Alginate is the brown algae's equivalent to the cellulose found in land plants: an extremely long sugar molecule ­ a polysaccharide ­ which provides both flexibility and strength to the algae. Alginate has the ability to thicken, to emulsify, to stabilize and to form jells, and it has traditionally been used in hundreds of different products and processes, such as paper surfaces, dyes for textile printing, nutrients, welding rods, latex paint.

It consists of anything from around 50 units to 200 000 units of the following two types of sugar molecules: mannuronic acid (M) and guluronic acid (G). About ten to twenty million tonnes of seaweeds, mainly brown algae, grow along the Norwegian coast. The best deposits are found along the Trøndelag coast.

Every year Norwegian industry harvests about 200 000 tonnes of kelp and knotted wrack along the coast from Rogaland up to Trøndelag.

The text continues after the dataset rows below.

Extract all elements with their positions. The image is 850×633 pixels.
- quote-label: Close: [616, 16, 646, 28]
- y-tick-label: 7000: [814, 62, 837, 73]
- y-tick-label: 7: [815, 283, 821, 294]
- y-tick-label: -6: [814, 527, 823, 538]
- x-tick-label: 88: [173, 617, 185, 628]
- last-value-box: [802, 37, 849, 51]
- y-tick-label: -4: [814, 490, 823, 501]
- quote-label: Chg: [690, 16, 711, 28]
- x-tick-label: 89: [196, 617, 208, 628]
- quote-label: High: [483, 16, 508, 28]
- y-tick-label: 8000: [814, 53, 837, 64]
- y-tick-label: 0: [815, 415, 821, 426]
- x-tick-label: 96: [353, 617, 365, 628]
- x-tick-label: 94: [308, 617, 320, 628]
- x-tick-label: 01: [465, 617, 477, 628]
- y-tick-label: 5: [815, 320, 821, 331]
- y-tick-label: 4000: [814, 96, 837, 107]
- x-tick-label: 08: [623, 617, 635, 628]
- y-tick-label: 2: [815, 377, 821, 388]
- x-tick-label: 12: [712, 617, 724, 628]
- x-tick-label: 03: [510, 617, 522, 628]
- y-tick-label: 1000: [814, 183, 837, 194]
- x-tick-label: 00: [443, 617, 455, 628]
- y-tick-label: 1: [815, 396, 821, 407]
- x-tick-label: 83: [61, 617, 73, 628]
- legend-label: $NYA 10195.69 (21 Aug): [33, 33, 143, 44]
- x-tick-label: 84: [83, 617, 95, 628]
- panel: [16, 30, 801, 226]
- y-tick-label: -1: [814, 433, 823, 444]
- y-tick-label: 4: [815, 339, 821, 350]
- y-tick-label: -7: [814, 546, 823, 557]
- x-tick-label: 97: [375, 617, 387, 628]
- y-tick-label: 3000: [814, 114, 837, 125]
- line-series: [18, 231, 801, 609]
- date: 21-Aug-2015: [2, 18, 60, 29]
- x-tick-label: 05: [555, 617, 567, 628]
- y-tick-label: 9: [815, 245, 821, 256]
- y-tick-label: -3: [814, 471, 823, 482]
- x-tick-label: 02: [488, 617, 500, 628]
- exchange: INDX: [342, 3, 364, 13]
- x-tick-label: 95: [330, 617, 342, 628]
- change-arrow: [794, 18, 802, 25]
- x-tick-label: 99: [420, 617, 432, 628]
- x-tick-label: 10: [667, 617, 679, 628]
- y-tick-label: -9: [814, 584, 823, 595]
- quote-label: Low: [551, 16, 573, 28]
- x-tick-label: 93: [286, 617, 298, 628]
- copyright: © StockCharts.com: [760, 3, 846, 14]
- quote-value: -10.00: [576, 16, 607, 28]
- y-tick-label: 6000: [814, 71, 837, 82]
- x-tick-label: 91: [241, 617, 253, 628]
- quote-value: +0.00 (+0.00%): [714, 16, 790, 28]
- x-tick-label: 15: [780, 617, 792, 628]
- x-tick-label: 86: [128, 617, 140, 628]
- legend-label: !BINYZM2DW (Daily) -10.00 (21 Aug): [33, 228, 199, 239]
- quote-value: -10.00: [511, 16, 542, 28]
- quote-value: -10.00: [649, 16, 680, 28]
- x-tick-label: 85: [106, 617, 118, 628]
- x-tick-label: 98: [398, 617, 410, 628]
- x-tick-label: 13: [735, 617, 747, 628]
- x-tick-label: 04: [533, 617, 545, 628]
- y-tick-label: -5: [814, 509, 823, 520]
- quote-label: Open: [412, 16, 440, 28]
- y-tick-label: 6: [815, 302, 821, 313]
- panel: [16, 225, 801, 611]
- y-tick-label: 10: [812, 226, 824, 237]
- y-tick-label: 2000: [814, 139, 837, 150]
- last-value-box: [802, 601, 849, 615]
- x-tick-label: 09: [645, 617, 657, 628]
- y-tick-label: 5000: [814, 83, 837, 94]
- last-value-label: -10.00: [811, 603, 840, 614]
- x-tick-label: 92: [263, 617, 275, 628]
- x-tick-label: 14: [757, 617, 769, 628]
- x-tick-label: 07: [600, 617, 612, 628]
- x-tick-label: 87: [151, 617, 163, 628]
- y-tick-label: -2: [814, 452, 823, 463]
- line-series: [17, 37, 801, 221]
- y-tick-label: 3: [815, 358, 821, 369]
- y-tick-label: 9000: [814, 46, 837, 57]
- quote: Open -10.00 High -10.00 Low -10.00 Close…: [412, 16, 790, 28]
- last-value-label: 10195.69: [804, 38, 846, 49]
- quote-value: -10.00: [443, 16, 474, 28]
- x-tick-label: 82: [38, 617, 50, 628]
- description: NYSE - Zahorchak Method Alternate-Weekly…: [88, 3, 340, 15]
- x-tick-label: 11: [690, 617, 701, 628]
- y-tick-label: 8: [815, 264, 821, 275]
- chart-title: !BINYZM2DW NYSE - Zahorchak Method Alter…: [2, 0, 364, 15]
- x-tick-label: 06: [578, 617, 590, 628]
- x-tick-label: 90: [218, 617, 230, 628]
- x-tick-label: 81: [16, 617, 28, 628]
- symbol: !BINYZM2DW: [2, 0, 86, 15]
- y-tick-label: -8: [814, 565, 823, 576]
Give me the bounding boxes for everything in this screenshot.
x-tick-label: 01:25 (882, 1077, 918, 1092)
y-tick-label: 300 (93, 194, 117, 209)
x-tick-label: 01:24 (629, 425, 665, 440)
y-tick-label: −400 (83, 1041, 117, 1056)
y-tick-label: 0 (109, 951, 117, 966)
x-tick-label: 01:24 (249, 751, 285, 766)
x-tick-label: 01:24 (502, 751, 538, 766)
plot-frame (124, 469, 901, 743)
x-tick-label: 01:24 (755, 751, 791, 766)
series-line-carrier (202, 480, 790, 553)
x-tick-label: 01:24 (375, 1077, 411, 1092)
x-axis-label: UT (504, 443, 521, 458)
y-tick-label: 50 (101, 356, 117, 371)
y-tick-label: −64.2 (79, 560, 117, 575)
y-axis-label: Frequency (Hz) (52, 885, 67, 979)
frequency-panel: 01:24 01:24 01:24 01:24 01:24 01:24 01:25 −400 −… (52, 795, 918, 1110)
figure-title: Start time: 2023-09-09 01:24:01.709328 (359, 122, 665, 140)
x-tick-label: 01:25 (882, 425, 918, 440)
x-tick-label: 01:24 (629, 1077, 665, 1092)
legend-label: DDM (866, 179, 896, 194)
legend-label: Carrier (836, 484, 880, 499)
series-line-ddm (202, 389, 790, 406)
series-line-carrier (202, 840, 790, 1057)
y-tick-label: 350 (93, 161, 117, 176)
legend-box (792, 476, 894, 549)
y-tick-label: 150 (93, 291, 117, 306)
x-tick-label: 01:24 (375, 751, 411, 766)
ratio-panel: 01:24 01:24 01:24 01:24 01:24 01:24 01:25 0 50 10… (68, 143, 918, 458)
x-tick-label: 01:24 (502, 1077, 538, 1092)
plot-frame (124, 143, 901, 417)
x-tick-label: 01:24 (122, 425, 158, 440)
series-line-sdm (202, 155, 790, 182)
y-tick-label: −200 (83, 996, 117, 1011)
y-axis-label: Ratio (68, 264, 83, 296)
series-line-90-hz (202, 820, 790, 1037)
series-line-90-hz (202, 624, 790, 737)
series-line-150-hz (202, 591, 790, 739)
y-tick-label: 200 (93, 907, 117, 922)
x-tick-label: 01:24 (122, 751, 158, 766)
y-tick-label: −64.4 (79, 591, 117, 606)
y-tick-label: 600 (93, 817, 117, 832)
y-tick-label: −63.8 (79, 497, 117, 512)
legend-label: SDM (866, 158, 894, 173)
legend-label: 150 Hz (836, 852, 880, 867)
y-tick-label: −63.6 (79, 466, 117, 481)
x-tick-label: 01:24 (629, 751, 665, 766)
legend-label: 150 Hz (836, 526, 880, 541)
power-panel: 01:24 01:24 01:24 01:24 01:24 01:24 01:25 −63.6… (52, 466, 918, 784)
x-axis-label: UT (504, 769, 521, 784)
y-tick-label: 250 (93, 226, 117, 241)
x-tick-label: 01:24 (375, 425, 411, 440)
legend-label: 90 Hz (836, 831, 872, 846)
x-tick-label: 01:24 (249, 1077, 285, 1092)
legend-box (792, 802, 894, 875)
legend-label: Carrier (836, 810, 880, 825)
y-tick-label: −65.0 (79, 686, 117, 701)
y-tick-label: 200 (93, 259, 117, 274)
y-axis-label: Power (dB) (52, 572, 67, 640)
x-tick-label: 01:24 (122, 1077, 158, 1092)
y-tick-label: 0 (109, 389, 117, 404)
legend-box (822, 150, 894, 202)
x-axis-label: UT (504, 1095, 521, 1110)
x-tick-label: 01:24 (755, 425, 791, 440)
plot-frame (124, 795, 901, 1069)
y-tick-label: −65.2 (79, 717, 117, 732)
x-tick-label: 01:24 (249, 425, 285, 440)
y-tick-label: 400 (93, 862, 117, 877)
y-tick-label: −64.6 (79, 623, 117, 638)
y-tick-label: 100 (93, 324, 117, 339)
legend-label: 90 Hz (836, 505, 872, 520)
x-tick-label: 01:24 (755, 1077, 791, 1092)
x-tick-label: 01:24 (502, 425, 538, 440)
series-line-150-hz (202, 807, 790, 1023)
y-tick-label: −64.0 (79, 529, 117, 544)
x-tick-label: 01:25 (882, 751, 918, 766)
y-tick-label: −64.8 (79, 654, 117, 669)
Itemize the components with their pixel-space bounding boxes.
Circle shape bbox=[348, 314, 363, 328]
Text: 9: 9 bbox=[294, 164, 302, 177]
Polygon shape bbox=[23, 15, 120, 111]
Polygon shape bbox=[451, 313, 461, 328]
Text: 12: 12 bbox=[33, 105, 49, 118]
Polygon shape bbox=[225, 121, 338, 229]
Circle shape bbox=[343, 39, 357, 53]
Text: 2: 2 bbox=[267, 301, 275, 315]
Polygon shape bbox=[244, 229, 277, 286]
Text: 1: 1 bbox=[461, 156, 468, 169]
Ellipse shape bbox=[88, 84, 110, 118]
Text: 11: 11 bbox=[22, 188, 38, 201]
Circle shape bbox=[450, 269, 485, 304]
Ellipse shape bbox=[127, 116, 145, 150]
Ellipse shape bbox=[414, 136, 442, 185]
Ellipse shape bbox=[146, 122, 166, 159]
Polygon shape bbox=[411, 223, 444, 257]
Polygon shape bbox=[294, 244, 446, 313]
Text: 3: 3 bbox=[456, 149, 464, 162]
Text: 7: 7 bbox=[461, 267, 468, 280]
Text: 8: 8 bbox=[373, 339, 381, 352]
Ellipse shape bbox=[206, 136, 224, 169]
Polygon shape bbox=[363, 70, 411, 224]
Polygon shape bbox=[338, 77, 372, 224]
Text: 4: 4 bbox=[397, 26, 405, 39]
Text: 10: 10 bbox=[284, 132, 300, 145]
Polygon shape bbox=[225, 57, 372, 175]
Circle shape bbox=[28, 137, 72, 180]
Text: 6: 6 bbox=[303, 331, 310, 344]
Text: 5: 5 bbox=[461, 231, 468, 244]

There are small, but important, differences between the alginate from knotted wrack and that from the stems and leaves of the kelp. These chemical differences make it possible to create a whole range of alginates, each with different practical properties.

Every year Norwegian industry produces 6 000 tonnes of pure alginate. 99 per cent of this is exported, and this constitutes one quarter of total world production. At present the annual export value is about 400 million Norwegian kroner.